The bill will fulfill a 2013 pledge by the ruling Conservatives as they head into an October election seeking to portray themselves as the best economic managers.
Oliver has pledged to deliver a balanced budget for 2015-16 on April 21 despite the damage to Canada’s economy inflicted by low oil prices.
It will be Canada’s first federal balanced-budget bill, though eight of the country’s 10 provinces enacted such legislation during the 1990s. Passage is assured since the Conservatives have a parliamentary majority.
Oliver said the “only acceptable deficit” under the legislation would be in the event of a recession or during war or natural disaster with costs exceeding C$3 billion ($2.4 billion) in a year.
A deficit during normal economic times would trigger an automatic freeze on departments’ operating budgets.
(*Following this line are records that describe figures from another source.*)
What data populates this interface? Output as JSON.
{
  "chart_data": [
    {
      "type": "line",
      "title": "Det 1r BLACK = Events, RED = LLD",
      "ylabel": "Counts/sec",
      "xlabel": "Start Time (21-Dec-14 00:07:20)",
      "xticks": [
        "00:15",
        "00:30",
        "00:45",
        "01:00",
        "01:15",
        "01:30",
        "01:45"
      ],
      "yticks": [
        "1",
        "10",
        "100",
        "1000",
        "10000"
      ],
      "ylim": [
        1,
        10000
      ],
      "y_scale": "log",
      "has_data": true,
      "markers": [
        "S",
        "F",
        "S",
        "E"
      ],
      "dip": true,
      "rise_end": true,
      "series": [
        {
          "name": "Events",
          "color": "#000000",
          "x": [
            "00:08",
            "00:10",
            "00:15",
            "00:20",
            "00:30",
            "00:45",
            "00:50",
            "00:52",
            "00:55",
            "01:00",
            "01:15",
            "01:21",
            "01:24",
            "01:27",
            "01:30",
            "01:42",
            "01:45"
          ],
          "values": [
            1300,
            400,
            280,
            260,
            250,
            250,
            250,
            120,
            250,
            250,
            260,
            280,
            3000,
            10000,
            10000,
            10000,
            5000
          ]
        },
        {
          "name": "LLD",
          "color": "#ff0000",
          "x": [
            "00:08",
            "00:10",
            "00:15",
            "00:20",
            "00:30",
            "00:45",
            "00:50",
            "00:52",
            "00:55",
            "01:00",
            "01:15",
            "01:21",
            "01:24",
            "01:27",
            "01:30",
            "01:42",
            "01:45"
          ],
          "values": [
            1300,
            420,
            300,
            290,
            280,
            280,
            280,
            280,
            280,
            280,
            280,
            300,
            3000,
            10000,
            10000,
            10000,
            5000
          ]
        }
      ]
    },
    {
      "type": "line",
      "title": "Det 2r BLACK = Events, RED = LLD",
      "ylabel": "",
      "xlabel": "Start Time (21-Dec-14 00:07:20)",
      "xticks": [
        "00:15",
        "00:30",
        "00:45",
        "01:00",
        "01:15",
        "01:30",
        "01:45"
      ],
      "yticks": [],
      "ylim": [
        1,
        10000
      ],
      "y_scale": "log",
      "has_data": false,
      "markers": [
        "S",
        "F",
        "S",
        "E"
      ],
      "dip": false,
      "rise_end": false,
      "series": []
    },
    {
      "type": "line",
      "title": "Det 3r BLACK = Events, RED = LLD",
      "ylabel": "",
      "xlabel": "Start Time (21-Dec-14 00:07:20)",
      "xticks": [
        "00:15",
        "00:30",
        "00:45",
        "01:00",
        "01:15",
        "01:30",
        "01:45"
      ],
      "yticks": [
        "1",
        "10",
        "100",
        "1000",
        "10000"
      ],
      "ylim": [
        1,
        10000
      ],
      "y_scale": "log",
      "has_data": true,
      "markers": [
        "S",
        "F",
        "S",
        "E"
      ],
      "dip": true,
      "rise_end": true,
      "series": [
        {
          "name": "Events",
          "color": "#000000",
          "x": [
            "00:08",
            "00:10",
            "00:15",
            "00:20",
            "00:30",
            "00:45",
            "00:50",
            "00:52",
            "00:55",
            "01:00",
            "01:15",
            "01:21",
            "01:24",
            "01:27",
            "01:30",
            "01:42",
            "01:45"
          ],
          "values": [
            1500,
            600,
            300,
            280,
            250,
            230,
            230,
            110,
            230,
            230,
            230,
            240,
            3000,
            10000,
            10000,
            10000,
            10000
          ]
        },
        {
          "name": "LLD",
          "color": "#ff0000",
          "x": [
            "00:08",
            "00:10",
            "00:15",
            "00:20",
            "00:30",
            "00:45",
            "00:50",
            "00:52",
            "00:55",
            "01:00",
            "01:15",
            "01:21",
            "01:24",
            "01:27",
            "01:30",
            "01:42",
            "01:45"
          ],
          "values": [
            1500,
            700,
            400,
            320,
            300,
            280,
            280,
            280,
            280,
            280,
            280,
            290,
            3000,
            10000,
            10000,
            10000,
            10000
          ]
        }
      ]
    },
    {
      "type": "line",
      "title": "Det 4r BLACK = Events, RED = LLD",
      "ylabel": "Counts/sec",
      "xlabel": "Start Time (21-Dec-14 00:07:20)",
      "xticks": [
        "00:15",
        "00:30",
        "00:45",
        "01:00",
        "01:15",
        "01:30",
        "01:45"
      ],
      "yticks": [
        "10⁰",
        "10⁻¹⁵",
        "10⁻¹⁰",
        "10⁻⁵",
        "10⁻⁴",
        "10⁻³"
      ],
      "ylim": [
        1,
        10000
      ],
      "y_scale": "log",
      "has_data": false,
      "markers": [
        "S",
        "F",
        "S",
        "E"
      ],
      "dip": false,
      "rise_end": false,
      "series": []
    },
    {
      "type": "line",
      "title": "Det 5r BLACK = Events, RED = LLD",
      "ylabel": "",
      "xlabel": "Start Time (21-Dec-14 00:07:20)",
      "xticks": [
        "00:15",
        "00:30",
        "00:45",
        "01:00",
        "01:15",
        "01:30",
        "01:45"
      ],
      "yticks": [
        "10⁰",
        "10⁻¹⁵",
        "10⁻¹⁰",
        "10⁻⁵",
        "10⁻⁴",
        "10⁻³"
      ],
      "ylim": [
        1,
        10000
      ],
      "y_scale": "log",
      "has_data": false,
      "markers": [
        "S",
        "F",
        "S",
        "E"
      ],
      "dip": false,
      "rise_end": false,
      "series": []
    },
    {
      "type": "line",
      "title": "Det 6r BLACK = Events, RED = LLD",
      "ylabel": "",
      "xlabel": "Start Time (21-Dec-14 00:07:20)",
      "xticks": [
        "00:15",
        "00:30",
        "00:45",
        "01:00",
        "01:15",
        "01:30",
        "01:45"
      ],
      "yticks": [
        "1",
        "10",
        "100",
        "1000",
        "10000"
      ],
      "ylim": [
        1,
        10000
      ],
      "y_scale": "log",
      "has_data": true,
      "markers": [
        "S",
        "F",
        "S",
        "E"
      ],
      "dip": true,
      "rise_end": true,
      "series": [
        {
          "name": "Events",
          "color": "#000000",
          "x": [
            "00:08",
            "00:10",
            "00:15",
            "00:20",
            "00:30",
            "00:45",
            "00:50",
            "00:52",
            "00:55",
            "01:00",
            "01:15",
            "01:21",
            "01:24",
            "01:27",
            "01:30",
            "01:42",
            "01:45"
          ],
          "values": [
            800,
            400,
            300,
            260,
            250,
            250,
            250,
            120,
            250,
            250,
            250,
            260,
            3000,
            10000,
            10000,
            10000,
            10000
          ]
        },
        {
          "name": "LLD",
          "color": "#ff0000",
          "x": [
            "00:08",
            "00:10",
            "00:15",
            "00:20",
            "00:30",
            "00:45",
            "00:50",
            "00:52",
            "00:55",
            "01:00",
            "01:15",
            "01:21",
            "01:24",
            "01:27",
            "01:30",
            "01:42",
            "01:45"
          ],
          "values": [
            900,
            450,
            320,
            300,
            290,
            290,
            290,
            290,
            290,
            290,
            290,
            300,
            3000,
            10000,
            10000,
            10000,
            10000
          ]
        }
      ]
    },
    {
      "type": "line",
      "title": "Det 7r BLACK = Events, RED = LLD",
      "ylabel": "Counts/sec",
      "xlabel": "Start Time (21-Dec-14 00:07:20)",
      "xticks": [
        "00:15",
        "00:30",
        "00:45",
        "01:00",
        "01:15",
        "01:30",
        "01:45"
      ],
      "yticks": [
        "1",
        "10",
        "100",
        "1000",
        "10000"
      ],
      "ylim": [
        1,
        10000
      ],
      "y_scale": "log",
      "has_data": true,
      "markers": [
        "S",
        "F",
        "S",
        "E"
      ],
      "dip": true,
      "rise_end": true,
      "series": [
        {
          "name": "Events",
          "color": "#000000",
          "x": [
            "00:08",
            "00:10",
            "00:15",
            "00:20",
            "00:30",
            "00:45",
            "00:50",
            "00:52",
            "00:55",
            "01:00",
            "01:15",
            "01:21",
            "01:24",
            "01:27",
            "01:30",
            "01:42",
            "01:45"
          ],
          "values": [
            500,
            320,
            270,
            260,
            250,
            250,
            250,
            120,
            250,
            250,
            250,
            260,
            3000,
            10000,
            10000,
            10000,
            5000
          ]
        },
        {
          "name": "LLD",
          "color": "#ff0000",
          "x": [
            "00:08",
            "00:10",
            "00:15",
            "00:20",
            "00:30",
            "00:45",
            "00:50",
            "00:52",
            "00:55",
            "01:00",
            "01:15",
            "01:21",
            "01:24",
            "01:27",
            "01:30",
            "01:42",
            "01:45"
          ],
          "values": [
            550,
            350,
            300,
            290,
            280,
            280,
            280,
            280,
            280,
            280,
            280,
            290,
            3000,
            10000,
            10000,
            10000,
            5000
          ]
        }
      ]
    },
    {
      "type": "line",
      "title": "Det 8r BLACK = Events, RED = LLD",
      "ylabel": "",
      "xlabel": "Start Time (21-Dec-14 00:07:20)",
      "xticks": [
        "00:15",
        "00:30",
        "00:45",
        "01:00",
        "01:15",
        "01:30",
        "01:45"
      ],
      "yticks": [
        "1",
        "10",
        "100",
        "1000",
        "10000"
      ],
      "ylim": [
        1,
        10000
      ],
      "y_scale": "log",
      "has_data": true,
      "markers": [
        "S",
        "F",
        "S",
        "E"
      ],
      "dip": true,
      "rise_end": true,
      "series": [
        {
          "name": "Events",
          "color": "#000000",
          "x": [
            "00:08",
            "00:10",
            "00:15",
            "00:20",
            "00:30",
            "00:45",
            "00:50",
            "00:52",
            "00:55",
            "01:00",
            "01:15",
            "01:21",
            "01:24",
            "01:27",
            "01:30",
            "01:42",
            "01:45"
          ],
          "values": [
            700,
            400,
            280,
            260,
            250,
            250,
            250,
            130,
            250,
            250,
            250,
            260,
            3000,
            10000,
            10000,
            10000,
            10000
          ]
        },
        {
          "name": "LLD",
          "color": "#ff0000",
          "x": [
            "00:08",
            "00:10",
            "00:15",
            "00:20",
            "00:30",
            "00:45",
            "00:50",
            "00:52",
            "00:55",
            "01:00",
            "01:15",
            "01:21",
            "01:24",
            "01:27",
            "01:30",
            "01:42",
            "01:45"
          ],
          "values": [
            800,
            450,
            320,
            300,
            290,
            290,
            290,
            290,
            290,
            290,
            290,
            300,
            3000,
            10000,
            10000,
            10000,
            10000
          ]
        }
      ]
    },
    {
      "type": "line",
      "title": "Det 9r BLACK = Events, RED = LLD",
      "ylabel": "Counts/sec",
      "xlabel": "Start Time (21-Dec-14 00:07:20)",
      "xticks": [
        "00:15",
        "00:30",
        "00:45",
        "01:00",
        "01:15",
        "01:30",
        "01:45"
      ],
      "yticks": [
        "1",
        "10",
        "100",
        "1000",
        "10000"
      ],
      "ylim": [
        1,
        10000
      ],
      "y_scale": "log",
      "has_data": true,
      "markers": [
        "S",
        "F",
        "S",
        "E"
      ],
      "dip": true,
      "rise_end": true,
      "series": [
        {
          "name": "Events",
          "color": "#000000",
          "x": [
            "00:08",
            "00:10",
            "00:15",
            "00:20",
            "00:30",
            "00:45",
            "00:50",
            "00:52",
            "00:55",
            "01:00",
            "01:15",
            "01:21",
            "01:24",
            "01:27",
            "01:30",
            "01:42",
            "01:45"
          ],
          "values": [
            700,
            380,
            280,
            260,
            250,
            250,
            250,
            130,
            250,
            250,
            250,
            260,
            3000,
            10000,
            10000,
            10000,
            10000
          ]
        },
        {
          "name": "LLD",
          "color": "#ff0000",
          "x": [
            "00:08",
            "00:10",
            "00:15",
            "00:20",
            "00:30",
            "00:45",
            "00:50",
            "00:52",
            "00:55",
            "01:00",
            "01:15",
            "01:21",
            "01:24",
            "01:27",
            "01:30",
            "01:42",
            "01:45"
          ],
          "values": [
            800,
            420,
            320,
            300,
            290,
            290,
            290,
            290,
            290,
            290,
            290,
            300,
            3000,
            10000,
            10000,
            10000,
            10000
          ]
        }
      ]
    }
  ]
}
Salaries for ministers and deputies would be cut by 5 percent until budgets are balanced.
“We will never be able to keep taxes low and provide direct benefits to hard-working Canadians and their families, even in the face of an unexpected downturn, without balanced budgets in good economic times,” Oliver said.
Economists have long debated whether balanced-budget legislation is effective or counter-productive in tying governments’ hands.
Canada’s parliamentary budget officer said in a report in September that seven of the eight provincial acts were amended, suspended or repealed shortly after enactment or to allow deficits following the global financial crisis in 2008. But the report said seven provinces would have reaffirmed or reintroduced such legislation by end-2014.
Scotiabank deputy chief economist Aron Gampel said reinforcing fiscal rectitude could help improve competitiveness, as large debt burdens over the longer term are troublesome.
Randall Bartlett, a senior economist at Toronto-Dominion Bank, said studies showed that balanced-budget legislation “can work in good times, but in bad times it can be ineffective.”
He said it could be difficult to pin down whether Canada is in recession, defined as two consecutive quarters of economic decline, precluding timely action.
Ottawa might not have been able to roll out the massive stimulus plan it did in January 2009, for example, since it was not clear at that time that growth in the fourth quarter of 2008 was negative, let alone the first quarter of 2009, Bartlett noted.